How the Shutdown is Affecting the Real Estate Market
As the partial government shutdown enters its second week, the real estate industry is keeping its eyes and ears open for any possible developments that could impact the sector.
While President Trump and Congress continue to lock horns over the funding of a border wall between the US and Mexico, there’s no doubt that local real estate markets will have to face numerous challenges until the shutdown is resolved.
However, the President himself stated that he won’t be giving in, not until Congress approves a $5-billion allocation for the wall. This could only spell trouble to some 800,000 non-essential federal government workers.
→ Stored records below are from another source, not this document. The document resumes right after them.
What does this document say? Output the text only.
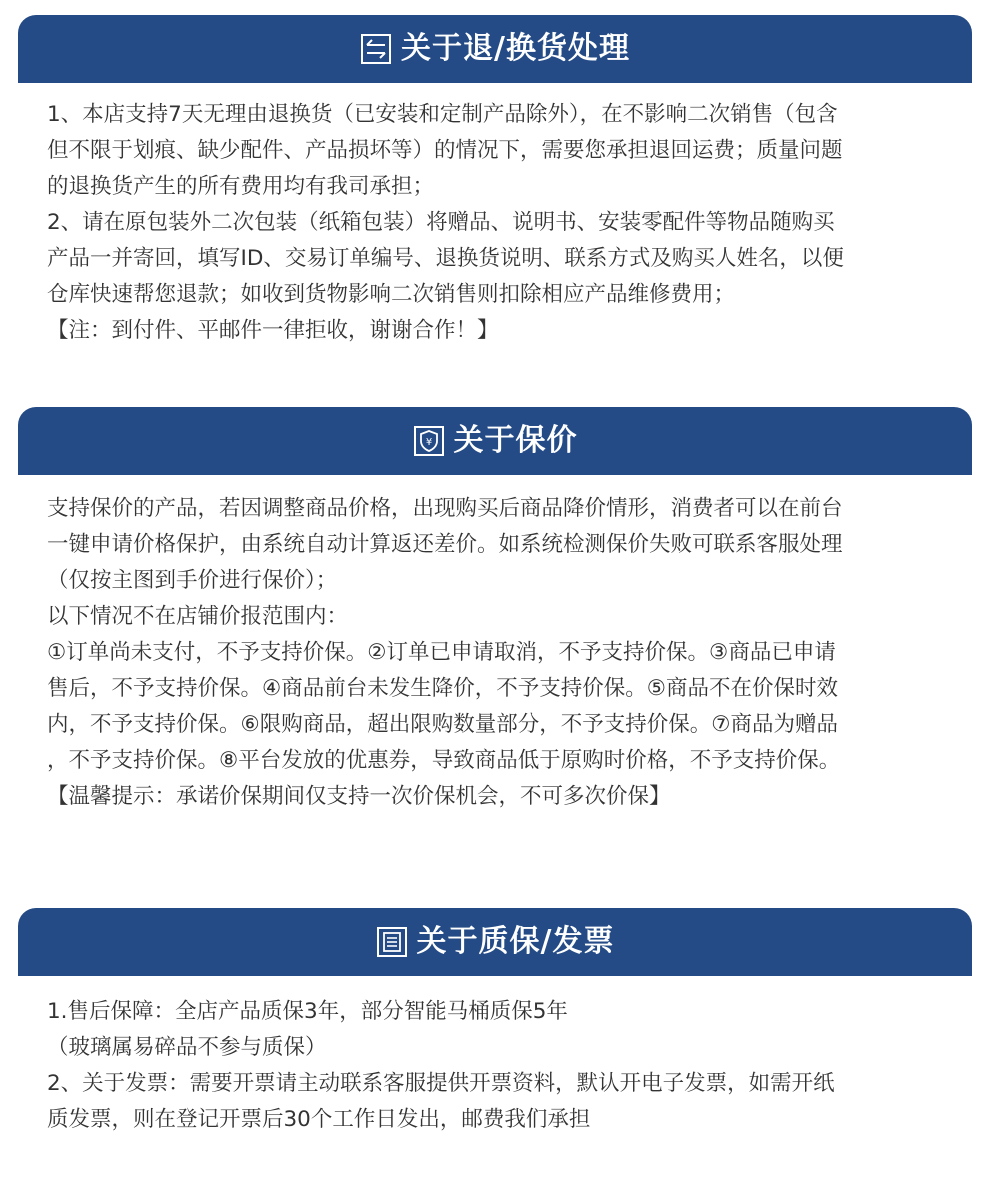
关于退/换货处理

1、本店支持7天无理由退换货（已安装和定制产品除外），在不影响二次销售（包含

但不限于划痕、缺少配件、产品损坏等）的情况下，需要您承担退回运费；质量问题

的退换货产生的所有费用均有我司承担；

2、请在原包装外二次包装（纸箱包装）将赠品、说明书、安装零配件等物品随购买

产品一并寄回，填写ID、交易订单编号、退换货说明、联系方式及购买人姓名，以便

仓库快速帮您退款；如收到货物影响二次销售则扣除相应产品维修费用；

【注：到付件、平邮件一律拒收，谢谢合作！】

¥ 关于保价

支持保价的产品，若因调整商品价格，出现购买后商品降价情形，消费者可以在前台

一键申请价格保护，由系统自动计算返还差价。如系统检测保价失败可联系客服处理

（仅按主图到手价进行保价）；

以下情况不在店铺价报范围内：

①订单尚未支付，不予支持价保。②订单已申请取消，不予支持价保。③商品已申请

售后，不予支持价保。④商品前台未发生降价，不予支持价保。⑤商品不在价保时效

内，不予支持价保。⑥限购商品，超出限购数量部分，不予支持价保。⑦商品为赠品

，不予支持价保。⑧平台发放的优惠券，导致商品低于原购时价格，不予支持价保。

【温馨提示：承诺价保期间仅支持一次价保机会，不可多次价保】

关于质保/发票

1.售后保障：全店产品质保3年，部分智能马桶质保5年

（玻璃属易碎品不参与质保）

2、关于发票：需要开票请主动联系客服提供开票资料，默认开电子发票，如需开纸

质发票，则在登记开票后30个工作日发出，邮费我们承担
But how will this impact the real estate sector?
What’s certain is that real estate agents, brokerages, buyers, and sellers are at the receiving end of the fallout.
Let’s look at a few key takeaways:
1. Slower loan applications
The Federal Housing Association has to send its employees home as a result of the shutdown. This will essentially weaken the productivity of the FHA in processing loans. Obviously, this won’t sit well for many low to middle-income homebuyers who depend on the FHA for mortgages. That being the case, an extensive shutdown will definitely weaken the local housing sectors and result in lackluster sales projections.
2. A hike in interest rates
Some analysts point out that, as the shutdown goes on, interest rates are likely to increase. This will no doubt be exacerbated as the government nears its debt ceiling, which could further impose lending restrictions or turn away buyers who wouldn’t want to take the risk. As demand drops, so will home values. For sure, this situation will offset any gains the real estate market has incurred since its recovery from the financial crisis that had happened more than a decade ago.
3. A tighter grip on commercial lending
Other federal programs that cater to small businesses will also be the hardest hit sectors. For instance, enterprises that apply for Rural Development loans are in dire straits by the shutdown as these loans are subsidized by the Fed. Sure enough, businesses use these loans to purchase commercial property. Considering the lending restrictions caused by the shutdown, commercial property sales are also deeply affected, resulting in a high inventory of ranches, office space, and farm lots which could drive prices down.
There’s a lot more we can glean from the partial shutdown. It’s likely that the effect on the real estate market will become even more complex and noticeable as the shutdown drags on. The best thing to do right now is to remain vigilant and hope things will take a turn for the better.